So you’ve decided you want to be productive.
First of all, great choice. Managing yourself in a way that allows you to get more done will have a huge impact on not only your task list, but also your sense of self-worth. Who doesn’t want to be that person who has a handle on their goals and daily to-dos?
Let’s face it, life is short. And we have a lot of things we want to achieve. The great thing about living in the 21st century? We have access to an almost limitless supply of information to help us do and be whatever we desire.
The bad thing about living in the 21st century? Information overload. Our attention is constantly getting hijacked by brands and marketing experts who have invested a lot of time and money into fracturing your time and money to help them build more time and money. Phew! No wonder so many of us feel like we’re running in circles.
There are loads of productivity programs waiting for you to try them out, but how can you decide which one works for you if you don’t even understand the fundamentals of what it takes to have a productive lifestyle?
Welcome to Lesson Zero of Productivity 101. Read through to the end and you’ll have a handle on the underlying factors that impact productivity, as well as some basic understanding of the elements you need to manage while you increase your productivity levels.
What Productivity Is
Productivity is officially defined in the Oxford Dictionary as ‘the effectiveness of productive effort, especially in industry, as measured in terms of the rate of output per unit of input.’

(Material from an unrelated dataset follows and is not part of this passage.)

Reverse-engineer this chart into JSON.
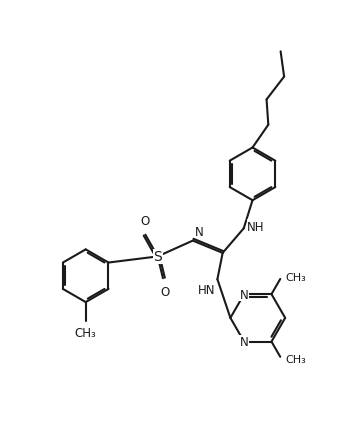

Whatever it is you want to achieve, your level of productivity can be measured by how well your efforts, tasks, and habits produce outcomes that lead you to your goals.
Imagine a machine – you have to input ingredients on one side if you expect anything to come out on the other. Your overall productivity level is tied to how quickly you can combine the right elements to produce something of quality.Your overall productivity level is tied to how quickly you can combine the right elements to produce something of quality. Click To Tweet
What Productivity Isn’t
Something that’s very easily confused with productivity is busywork. This is the low level admin tasks hat seem important because of their urgency or ability to fill the time. The sticky stuff that keeps you operating in a survival mindset. You know you’re stuck in busywork mode because no matter how much you seem to stuff into your productivity machine, by the time you get to the other side there isn’t a lot coming out. You instead end up with that drained, unfulfilled feeling when you get to the end of the day and ask yourself, “What did I actually do?”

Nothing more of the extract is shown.